L’Afrique dans le processus d’unité initié depuis l’époque de la mythologie grecque et qui se poursuit par le fait de l’Europe.

Thème: de l’origine de l’Afrique et son histoire (esclavagisme, colonisation et indépendance). Les intérêts européens, occidentaux et capitalistes pour le continent africain.

Tout être vivant est reconnu dans son unité et dans son intégralité par l’attribution du nom qui l’identifie. Il en est également ainsi pour les continents, identifiés par les noms que nous leur avons attribués.
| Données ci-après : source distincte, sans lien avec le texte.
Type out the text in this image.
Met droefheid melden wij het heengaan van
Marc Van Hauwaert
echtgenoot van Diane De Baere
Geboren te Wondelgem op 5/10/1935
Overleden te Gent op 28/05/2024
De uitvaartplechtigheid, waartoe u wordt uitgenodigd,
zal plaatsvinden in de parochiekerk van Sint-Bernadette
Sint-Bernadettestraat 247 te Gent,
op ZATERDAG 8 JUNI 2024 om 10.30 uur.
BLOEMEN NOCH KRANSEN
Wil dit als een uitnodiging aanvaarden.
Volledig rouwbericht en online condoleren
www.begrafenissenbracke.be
Tel a été le cas de l’Afrique, dont le nom tient son origine de la mythologie grecque et se compose de deux mots grecs familiers : afros oikos qui signifient « maison de l’amour et de l’amitié ». L’expression afros oikos engendra le nom « Afrique ». Les Grecs attribuèrent ce nom au continent du sud de la Méditerranée en raison du vent de fraîcheur qui soufflait, en été, des terres émergées de l’au-delà de la mer méditerranéenne et qui favorisait les terres de l’Europe (nom grec attribué au continent du nord de la Méditerranée), ainsi que les relations d’amour et d’amitié entre les humains en été.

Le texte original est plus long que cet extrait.